The neuropathic pain conditions studied were diabetic peripheral neuropathy, postherpetic neuralgia, herpes zoster, sciatica ( radicular pain ), poststroke pain and spinal cord injury-related pain.

Patients who took Pregabalin reported significant reductions in pain ( numerical rating scale [ NRS ] ) compared with placebo ( standardised mean difference [ SMD ] -0.49 [ 95% CI -0.66 to -0.32, p less than 0.00001 ], very low quality evidence ).

Pregabalin significantly reduced sleep interference scores ( NRS ) compared with placebo ( SMD -0.38 [ 95% CI -0.50 to -0.26, p less than 0.00001 ], moderate quality evidence.
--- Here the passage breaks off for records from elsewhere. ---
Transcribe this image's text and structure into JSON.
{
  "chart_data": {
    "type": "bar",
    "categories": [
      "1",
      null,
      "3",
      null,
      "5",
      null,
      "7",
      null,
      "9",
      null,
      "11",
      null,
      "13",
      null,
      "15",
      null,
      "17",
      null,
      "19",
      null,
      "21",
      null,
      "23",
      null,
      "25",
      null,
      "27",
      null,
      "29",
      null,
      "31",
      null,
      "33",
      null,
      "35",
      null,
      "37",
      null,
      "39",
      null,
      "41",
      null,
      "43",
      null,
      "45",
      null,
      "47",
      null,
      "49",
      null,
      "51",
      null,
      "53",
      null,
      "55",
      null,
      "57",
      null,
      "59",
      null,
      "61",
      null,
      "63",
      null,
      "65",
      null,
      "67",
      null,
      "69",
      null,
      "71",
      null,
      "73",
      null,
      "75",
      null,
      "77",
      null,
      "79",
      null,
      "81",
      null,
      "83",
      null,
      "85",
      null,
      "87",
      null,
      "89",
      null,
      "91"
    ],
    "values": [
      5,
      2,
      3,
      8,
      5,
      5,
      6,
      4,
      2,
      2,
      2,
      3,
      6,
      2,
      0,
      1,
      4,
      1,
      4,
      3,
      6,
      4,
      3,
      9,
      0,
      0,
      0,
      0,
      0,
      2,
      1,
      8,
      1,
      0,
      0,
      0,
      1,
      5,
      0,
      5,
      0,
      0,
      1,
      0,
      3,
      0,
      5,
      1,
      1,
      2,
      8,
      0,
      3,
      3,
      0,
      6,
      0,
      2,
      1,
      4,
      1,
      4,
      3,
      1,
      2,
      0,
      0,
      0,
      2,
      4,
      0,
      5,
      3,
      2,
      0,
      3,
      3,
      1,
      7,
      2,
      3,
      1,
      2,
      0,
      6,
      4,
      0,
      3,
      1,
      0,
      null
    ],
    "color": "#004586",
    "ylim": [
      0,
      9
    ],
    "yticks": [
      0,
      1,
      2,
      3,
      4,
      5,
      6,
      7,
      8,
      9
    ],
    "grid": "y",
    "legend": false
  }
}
Pregabalin significantly increased the risk of adverse events compared with placebo ( RR 1.33 [ 95% CI 1.23 to 1.44, p less than 0.00001, low quality evidence ] ).
The risks of experiencing weight gain, somnolence, dizziness, peripheral oedema, fatigue, visual disturbances, ataxia, non-peripheral oedema, vertigo and euphoria were significantly increased with Pregabalin.

Pregabalin was significantly more likely than placebo to lead to discontinuation of the drug because of adverse events ( RR 1.91 [ 95% CI 1.54 to 2.37, p less than 0.00001 ], low quality evidence ).

In conclusion, Pregabalin has beneficial effects on some symptoms of neuropathic pain. However, its use significantly increases the risk of a number of adverse events and discontinuation due to adverse events.
The quality of the evidence from journal publications was low. ( Xagena )

Onakpoya IJ et al, BMJ Open 2019;9(1):e023600. doi: 10.1136/bmjopen-2018-023600.